De rechtbank is bevoegd.
De officier van justitie is ontvankelijk in de vervolging.
Er is geen reden voor schorsing van de vervolging.
4 De beoordeling van het bewijs
4.1 Het standpunt van de officier van justitie
De officier van justitie acht niet wettig en overtuigend bewezen dat verdachte het primair tenlastegelegde heeft begaan en vordert dat verdachte daarvan zal worden vrijgesproken.
Wel acht de officier van justitie bewezen de subsidiair tenlastegelegde poging tot afpersing. Hij baseert zich daarbij op de aangifte van [slachtoffer 1] en de verklaringen van [slachtoffer 2], [getuige1], [getuige 2], [getuige 3], [getuige 4], [medeverdachte], [getuige 5] en de leugenachtige verklaringen van verdachte.
4.2 Het standpunt van de verdediging
De verdediging is van mening dat de rechtbank niet tot een bewezenverklaring kan komen en wijst daarbij op de van meet af aan ontkennende verklaringen van verdachte en de inconsistenties in de beschuldigende verklaringen van getuigen die er op wijzen dat zij iemand anders uit hun kring buiten beeld proberen te houden. De raadsman suggereert dat [getuige 6] de dader geweest zou kunnen zijn. Voorts herkent getuige [slachtoffer 2] verdachte op de terechtzitting niet als de dader.
4.3 De bewijsbeslissingen
4.3.1. Inleiding
Op 4 januari 2012 was [slachtoffer 1] in zijn cafetaria aan het werk toen er omstreeks 19.42 uur een donkere man met capuchon, zonnebril en zwarte sjaal voor zijn mond binnenkwam, een vuurwapen uit zijn jas haalde en dat op hem richtte. Hij hoorde de man iets roepen, begreep van zijn eveneens in de cafetaria aanwezige echtgenote [slachtoffer 2] dat deze man geld wilde hebben en voelde vervolgens het pistool in zijn zij. [slachtoffer 1] heeft zich verweerd met een zogenaamd strijkijzer, een hulpmiddel voor het bakken van hamburgers, terwijl zijn echtgenote de arm van de man vastpakte. Beiden maanden de man weg te gaan. De man rukte zich los en maakte een slaande beweging, die door [slachtoffer 1] met zijn arm werd afgeweerd. Hij heeft daardoor pijn en letstel ondervonden . De man is vervolgens zonder buit de cafetaria uitgelopen.

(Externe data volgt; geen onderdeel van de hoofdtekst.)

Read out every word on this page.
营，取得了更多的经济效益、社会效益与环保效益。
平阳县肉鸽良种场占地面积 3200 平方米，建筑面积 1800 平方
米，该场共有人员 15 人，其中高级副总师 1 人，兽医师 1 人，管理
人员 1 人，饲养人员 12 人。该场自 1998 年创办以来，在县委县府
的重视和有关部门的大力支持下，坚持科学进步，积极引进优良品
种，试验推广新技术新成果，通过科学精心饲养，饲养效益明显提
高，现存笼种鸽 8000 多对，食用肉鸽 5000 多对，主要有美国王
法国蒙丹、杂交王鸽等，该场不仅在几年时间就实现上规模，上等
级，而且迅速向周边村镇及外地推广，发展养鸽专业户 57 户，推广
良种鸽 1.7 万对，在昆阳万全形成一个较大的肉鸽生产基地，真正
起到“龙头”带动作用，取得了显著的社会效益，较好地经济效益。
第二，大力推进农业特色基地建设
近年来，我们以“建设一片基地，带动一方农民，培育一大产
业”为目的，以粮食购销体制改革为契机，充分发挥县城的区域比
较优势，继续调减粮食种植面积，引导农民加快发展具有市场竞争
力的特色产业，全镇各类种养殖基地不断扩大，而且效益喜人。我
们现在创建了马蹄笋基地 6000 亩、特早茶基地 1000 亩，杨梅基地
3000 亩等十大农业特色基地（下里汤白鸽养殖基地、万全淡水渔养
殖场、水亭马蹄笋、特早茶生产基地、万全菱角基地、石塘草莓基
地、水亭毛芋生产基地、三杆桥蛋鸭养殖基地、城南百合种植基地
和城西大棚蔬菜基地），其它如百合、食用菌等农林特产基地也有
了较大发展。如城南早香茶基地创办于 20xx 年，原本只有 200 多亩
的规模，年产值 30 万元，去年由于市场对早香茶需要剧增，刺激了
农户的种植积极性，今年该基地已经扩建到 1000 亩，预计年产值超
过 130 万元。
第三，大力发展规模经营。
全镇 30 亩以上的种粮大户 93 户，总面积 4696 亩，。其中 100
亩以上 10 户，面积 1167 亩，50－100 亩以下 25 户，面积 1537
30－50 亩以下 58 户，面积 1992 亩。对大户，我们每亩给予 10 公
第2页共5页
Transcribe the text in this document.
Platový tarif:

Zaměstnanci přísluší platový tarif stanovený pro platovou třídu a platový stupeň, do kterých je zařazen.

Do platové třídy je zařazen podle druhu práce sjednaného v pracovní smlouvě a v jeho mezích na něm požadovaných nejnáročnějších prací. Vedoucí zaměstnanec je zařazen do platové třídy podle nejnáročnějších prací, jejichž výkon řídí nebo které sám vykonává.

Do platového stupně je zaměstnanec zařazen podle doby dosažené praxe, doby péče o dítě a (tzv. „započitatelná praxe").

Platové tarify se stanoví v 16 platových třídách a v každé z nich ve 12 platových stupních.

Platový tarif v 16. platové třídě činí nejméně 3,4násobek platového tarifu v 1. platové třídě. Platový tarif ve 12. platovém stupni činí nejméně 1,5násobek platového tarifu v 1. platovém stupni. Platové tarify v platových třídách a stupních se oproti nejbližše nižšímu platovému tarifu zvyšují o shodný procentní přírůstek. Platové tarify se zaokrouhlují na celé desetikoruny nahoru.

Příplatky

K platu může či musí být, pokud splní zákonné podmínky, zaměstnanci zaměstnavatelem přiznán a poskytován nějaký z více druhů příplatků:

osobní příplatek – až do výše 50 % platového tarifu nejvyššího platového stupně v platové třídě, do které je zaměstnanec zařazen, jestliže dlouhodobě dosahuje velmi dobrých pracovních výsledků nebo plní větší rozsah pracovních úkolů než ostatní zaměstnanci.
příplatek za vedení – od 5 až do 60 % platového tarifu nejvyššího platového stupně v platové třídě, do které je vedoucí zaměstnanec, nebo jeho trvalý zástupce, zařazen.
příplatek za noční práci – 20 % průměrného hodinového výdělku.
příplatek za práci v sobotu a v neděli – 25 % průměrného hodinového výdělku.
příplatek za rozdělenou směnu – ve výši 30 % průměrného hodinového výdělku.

Als verdachten van dit feit zijn aangehouden: [verdachte] (verder: verdachte) en [medeverdachte] (verder ook: [medeverdachte]).
[medeverdachte] en de getuige [getuige 4] hebben verklaard dat verdachte en [medeverdachte] vanuit de woning van [getuige 3] te Oost-Souburg op de scooter van [getuige 4] naar cafetaria “De Draaibrug” zijn gegaan om een frietje te kopen. Van te voren heeft verdachte zich nog omgekleed en was vervolgens geheel in het zwart gekleed. Verdachte bestuurde de scooter en [medeverdachte] zat achterop. Verdachte droeg een zwart gebreide muts en had een sjaal om. De scooter is in een brandgang nabij de cafetaria geparkeerd. Verdachte is naar de cafetaria gegaan. [medeverdachte] heeft korte tijd bij de scooter gewacht, is naar de cafetaria gelopen en heeft daar naar binnen gekeken. Hij heeft nog even gesproken met twee hem bekende meisjes, [getuige 2] en [getuige 1], die op een bankje voor de cafetaria zaten. Deze meisjes hebben een in het zwart geklede man bij de cafetaria naar binnen zien gaan. [getuige2] heeft de man in de cafetaria twee keer “Geef geld” horen roepen, waarna hij al snel weer naar buiten kwam. Hij had iets in zijn hand en droeg de sjaal tot over zijn neus, een zwarte muts en een zonnebril. Hij rende naar de overkant van de straat, in de richting van [medeverdachte].
[medeverdachte] en verdachte zijn vervolgens op de scooter naar de woning van [getuige 3] terug gereden. [medeverdachte] bestuurde de scooter en verdachte zat achterop.
[getuige 3] verklaarde dat verdachte toen gewond was aan zijn wijsvinger, maar niet naar de EHBO wilde gaan. De verwonding aan de vinger is later onderzocht. Het letsel zou heel goed kunnen passen bij een herstellende brandwond, ontstaan tijdens de schermutseling met het strijkijzer. Toen het nieuws van de overval op Omroep Zeeland te zien was zat een aantal mensen, onder wie verdachte, [medeverdachte], [getuige 6], [getuige 3] en [getuige 5] in de woning naar die uitzending te kijken. Verdachte vertelde toen dat hij naar binnen is gegaan met een neppistool en gezegd had “Geef me geld”.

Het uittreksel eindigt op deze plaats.